In 1909 -- the year he turned 23 years old -- Thomas Appleby began working as an operator for the United Wireless Telegraph Company, which at that time was the dominant radio communications company in the United States. After first working at a company station, "BS", located atop the Bellevue-Stratford building in Philadelphia, followed by a short stint on the S.S. Capt. A. F. Lucas, Appleby was given the choice assignment of operator at the company's shore station, "AX", located at Atlantic City, New Jersey.

Not all emergencies resulted in disaster. In this extract, Appleby remembers a time when a passing ship which had caught fire asked that help standby, but it was never needed. (The radio operators normally were not permitted to send out a formal distress call until the ship's captain authorized it, partly because ships from other lines that came in response to a request for help could claim a monetary salvage award). In this case Appleby stayed on duty from midnight under after sunrise, monitoring the situation and "babysitting" the burning vessel, until it made its way to safety.

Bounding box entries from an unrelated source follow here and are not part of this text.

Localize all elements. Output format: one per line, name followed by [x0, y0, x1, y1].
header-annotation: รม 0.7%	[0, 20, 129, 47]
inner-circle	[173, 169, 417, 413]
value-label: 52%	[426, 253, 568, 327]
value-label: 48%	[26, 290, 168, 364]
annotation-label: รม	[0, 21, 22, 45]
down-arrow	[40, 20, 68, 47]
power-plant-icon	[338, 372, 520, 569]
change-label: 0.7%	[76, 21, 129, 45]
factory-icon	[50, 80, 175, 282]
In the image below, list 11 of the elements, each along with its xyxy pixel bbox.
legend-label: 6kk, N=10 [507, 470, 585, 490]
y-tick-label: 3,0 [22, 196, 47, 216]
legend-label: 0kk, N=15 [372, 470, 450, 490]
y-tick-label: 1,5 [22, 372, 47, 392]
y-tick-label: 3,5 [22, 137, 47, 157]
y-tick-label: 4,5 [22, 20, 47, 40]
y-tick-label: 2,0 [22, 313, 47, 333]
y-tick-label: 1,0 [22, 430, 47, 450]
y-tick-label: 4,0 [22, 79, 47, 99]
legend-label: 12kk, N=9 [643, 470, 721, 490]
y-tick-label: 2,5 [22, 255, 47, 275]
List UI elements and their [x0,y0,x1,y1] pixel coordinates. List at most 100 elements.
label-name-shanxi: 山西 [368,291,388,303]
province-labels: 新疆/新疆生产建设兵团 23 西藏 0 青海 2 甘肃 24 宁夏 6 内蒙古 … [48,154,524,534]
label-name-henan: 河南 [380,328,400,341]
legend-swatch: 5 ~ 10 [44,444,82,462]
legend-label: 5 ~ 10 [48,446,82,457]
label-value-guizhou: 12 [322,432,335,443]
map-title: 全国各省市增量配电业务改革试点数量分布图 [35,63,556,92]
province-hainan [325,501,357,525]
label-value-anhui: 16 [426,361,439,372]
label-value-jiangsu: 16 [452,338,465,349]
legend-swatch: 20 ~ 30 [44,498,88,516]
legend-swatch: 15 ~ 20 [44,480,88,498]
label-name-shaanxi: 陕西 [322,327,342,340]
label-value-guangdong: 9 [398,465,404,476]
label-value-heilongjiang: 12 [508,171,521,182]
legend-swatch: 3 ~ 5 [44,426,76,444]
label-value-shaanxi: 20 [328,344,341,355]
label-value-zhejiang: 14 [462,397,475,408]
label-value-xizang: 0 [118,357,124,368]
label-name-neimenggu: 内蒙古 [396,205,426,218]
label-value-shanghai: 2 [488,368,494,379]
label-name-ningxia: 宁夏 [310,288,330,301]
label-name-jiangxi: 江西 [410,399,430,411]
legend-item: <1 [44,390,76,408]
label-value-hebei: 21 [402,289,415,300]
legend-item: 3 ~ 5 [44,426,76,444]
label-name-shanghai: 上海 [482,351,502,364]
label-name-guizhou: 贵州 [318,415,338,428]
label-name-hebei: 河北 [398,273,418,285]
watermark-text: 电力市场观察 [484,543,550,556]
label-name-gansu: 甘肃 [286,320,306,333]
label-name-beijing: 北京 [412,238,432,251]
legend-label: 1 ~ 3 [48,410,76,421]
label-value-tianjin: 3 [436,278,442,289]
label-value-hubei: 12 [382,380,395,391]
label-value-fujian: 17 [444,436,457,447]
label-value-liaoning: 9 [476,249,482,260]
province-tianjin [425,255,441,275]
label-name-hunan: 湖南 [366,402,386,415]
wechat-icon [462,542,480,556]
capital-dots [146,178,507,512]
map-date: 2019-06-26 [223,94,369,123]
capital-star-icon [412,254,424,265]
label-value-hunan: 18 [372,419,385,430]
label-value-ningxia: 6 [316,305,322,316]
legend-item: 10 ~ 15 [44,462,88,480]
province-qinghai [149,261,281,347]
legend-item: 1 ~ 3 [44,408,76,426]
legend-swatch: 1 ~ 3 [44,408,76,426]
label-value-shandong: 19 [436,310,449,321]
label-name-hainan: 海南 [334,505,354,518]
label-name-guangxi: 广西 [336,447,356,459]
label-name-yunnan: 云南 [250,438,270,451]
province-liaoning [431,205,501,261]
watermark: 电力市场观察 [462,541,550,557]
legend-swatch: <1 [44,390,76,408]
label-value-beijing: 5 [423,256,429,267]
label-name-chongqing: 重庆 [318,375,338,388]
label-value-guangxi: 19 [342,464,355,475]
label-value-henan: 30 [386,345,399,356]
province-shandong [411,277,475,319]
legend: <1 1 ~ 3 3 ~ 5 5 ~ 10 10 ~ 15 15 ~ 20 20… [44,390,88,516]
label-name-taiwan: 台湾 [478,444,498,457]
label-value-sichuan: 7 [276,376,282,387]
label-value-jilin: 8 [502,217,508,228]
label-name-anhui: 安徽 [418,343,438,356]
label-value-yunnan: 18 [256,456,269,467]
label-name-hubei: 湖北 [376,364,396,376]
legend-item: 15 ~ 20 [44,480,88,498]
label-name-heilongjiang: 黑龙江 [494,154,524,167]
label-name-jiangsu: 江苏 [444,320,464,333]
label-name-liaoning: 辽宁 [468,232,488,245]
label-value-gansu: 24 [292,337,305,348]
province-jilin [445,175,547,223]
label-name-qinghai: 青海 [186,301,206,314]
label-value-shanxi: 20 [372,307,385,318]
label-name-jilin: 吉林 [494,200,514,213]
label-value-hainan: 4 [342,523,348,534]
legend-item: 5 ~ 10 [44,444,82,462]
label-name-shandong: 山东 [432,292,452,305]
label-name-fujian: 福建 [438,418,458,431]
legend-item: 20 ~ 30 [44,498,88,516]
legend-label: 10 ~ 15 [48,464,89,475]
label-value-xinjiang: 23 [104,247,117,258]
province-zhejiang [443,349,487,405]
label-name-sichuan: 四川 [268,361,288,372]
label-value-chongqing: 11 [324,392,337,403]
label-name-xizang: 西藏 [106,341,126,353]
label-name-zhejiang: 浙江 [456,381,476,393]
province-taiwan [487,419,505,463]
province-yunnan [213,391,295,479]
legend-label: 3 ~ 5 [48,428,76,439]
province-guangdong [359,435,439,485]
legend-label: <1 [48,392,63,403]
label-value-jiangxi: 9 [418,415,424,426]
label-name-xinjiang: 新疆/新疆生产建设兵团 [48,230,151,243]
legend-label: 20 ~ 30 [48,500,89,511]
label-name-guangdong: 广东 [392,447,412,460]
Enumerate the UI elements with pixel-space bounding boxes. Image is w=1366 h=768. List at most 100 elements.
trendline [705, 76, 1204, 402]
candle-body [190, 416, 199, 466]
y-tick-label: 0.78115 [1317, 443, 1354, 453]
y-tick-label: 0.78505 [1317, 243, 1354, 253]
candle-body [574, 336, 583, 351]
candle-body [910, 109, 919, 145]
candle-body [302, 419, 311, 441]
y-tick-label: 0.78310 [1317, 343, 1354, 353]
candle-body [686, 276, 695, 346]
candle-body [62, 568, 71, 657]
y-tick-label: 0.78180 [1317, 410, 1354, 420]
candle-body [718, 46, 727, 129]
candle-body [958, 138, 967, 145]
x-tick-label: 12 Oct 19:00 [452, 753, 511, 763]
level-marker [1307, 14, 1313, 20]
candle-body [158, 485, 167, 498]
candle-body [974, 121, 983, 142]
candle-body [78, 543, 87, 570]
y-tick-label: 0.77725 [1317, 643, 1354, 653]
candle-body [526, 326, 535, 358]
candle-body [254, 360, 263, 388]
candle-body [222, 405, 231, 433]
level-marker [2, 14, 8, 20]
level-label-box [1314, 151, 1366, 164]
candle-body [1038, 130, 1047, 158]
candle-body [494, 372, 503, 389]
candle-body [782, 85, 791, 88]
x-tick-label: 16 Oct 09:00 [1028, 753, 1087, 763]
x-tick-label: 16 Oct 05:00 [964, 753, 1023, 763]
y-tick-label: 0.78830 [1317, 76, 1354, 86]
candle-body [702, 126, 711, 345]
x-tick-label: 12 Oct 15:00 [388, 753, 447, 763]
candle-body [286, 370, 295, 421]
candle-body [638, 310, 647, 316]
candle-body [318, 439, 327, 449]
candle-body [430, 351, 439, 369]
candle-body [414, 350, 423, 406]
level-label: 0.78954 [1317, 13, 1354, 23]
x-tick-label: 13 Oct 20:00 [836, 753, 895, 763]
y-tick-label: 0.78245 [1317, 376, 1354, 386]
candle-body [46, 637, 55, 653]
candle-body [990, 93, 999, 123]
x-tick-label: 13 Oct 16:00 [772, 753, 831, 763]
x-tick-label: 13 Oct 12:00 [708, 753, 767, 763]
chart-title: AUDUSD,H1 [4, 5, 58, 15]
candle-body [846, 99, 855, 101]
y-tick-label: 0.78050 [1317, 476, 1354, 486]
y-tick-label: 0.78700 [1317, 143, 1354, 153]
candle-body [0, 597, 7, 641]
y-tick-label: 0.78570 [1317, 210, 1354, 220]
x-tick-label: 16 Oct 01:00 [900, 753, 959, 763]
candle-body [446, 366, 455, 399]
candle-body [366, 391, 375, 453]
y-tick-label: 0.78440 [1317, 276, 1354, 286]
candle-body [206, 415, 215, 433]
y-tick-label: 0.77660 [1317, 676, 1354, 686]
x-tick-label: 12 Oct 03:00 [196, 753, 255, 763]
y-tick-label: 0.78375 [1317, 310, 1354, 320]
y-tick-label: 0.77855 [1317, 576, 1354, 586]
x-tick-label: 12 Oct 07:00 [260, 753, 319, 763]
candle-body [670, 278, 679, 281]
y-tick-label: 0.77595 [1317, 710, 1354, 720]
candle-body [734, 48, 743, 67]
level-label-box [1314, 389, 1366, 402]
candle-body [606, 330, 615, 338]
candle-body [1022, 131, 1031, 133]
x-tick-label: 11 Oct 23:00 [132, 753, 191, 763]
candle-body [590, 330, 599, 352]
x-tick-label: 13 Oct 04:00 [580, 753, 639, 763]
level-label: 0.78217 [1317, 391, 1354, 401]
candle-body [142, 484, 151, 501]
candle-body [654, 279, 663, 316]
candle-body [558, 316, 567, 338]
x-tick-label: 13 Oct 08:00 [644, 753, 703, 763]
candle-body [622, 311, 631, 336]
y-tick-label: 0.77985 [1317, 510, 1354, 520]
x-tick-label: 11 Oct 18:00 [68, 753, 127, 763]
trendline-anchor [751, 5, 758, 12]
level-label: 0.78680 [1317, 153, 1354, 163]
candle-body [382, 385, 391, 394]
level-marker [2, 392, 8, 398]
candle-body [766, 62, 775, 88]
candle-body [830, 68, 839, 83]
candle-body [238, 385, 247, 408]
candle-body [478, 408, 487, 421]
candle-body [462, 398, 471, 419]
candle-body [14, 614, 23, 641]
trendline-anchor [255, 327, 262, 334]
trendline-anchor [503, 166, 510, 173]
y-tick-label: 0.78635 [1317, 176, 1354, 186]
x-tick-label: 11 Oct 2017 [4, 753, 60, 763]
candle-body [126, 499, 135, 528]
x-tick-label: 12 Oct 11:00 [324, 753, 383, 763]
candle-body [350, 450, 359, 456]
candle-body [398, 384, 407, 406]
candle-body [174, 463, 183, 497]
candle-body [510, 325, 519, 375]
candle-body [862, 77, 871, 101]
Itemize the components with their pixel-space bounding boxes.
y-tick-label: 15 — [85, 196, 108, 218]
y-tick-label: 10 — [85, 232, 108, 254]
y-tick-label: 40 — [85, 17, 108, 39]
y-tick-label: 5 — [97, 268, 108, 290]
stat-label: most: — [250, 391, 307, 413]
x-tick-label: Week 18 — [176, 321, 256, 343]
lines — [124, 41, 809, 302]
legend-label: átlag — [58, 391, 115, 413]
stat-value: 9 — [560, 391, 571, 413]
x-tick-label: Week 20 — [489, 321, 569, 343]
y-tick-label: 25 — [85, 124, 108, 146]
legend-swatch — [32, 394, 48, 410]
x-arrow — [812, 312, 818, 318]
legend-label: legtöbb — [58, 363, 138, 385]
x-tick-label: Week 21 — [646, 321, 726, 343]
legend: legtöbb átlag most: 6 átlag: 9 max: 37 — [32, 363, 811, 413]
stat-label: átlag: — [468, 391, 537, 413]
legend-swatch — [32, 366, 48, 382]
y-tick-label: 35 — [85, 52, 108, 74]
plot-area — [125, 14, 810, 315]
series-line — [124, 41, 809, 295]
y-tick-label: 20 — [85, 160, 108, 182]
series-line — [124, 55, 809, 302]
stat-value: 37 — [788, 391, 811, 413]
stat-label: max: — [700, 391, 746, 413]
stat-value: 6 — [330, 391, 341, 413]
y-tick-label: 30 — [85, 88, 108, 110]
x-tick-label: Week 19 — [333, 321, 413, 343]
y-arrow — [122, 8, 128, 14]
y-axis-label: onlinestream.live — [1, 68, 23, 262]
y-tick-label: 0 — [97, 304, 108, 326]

Thomas Appleby Memoirs, circa 1960, pages 11-12:

AX Atlantic City

     Arriving back at Bayonne from my last trip on the Lucas I requested a short leave of absence to go home and see my folks in Philadelphia. While there a telegram arrived ordering me to the United Wireless Station "AX" located out near the ocean end of the Million Dollar Pier Atlantic City, N. J.
     What a delightful surprise to be assigned to a land station and especially such a prominent one located in a resort later to known as "The Worlds Playground."
     The couple of years spent at this station were most enjoyable as we alternated the day and night watches which gave both operators plenty of time for daytime as well as evening recreation and our location was almost as good as being aboard ship because during storms the pier rocked and the huge waves splashed up over the sides and through the open floor boards, with the twang of the salt spray most invigorating. Many were the good friends I made while there, among them Captain Jeffries who later operated the Jefferies baths on the boardwalk; Captain Young who built the Million Dollar Pier and had his home between the wireless station and the boardwalk end of the pier; Charley Seymour who was engineer at one of the big hotels; and others, all amateur wireless operators.

Pages 2-3:


     Out near the ocean end of the Million Dollar Pier in Atlantic City, New Jersey, shortly after midnight in 1909, I was preparing to close the wireless station for the night after clearing all passing ships of their traffic, when suddenly there came a call in my head-phones, the dots and dashes spelling out "AX - AX, are you there". AX was our wireless call. So I immediately replied "Go ahead." In a rather excited and jerky manner came back the reply "We are on fire, please remain on our wave length, we are about 40 miles abreast of you."
     With such a report of distress at sea I immediately did the customary thing of sending out the general CQ and OS meaning for all ships within range to answer and give their exact positions in that general locality, in the event they might be needed for rescue operations, and then I ordered silence of all other transmissions until the emergency was over.
     Every few minutes the thoroughly frightened operator on the burning ship would call and ask "are you still there? We may need assistance at any moment." During the course of his following transmissions he gave snatches of information such as "the smoke in this room is so dense I can hardly see a thing." A few minutes later he said "I'm black as coal, have been down in the hold helping fight the fire", followed by "We now have a list of forty-five degrees, don't leave us as we may need help any minute, am awaiting the Captains orders."
     And so it continued throughout the remainder of the night while his signals gradually grew weaker and weaker as the ship proceeded southward. Fortunately the fire was kept under control as by daylight the signals from the ship had become very weak due to increased distance, and I later learned that they had put into a port in Florida where the city fire department was called and extinguished the blaze.
     I never learned that fellows name and still haven't any idea who he was, but I do have the dubious distinction of baby-sitting with a ship at sea.